Rolls-Royce is the last significant domestic car maker wholly owned by British interests and it is therefore right that the whole House should follow developments closely. Vickers acquired the company for £35 million in 1980. It was floated in 1973 after the collapse of its then parent aero-engine maker in 1971. City estimates of its current value vary between £250 million and £600 million. In the following 10 years, investment proved profitable and as late as last year—it is important to make this point, because it puts the debate in perspective—it made nearly one third of Vickers' £100 million profits. With the collapse of sales, in 1991 it will make an estimated loss of £60 million. Its problems are serious, but we hope that the parent company, Vickers, has the resources to overcome the problem; it is clearly seeking to do so.
A brief look at what has happened in the United States is a good, if unhappy, illustration of what Rolls-Royce faces. In a typical year, almost half the cars that it produces are exported to that country. In 1990, it assembled a total of 3,300 cars and, as usual, about 50 per cent. were exported to the United States. Compared with last year, sales in the United States have fallen by half this year. Overall, it seems that this year's total sales for Rolls-Royce cars will be some 50 per cent. lower than in 1990.
I hope that hon. Members will join me in understanding the difficult market conditions that all luxury car makers are facing and the need for them to take positive but difficult steps to secure their future. In the markedly changed circumstances in which Rolls-Royce Motor Cars finds itself, the company has been taking urgent and sometimes painful decisions to restructure its manufacturing operations and to bring costs into line with the new and much lower level of sales.
As the representative of the factory's workers, the hon. Lady dealt with the issue of job losses, which of course are regrettable at any time. I appreciate hon. Members' concern for the employment prospects of Rolls-Royce's work force at Crewe, but manning is a matter for the commercial judgment of the company and it would be counterproductive for the Government to try to intervene in the normal commercial processes. I do not think that the hon. Lady, despite her criticism of the company, suggested that we should do so.

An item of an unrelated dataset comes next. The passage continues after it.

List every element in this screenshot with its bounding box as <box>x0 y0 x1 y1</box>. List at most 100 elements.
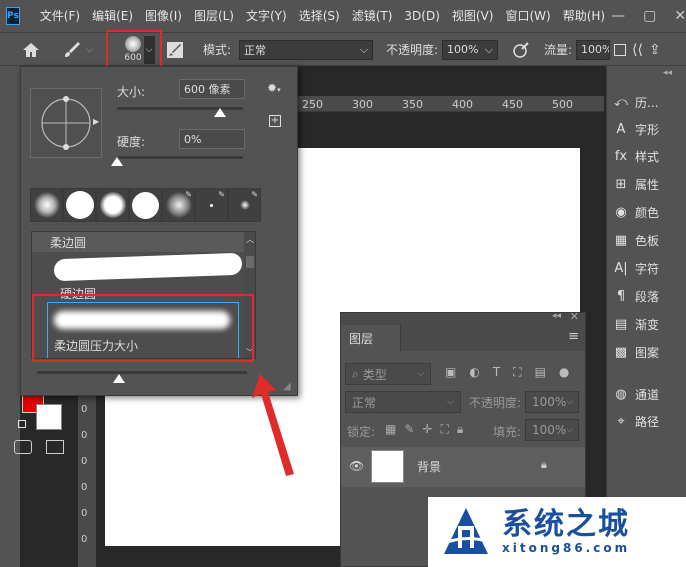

Inevitably, companies sometimes have to adjust or rationalise their structure, employment levels or product lines because of changing market conditions. As the hon. Lady said, the work force has been cut by almost a third. Redundancies of more than 1,200 have reduced it to about 3,000. A three-day week is being worked and there will be an extended Christmas shut-down at Crewe. I am told that the work force is co-operating in the introduction of flexible working practices. The company is 10 weeks into a complete review of the business and how it can be made more efficient. It believes that those measures will reduce its costs by £640 million, and thus enable it to achieve a break-even point at an output of several hundred cars fewer than previously. One regrets any redundancies, but I am sure that the hon. Lady will accept that, through no fault of the company's the market in the United States has collapsed.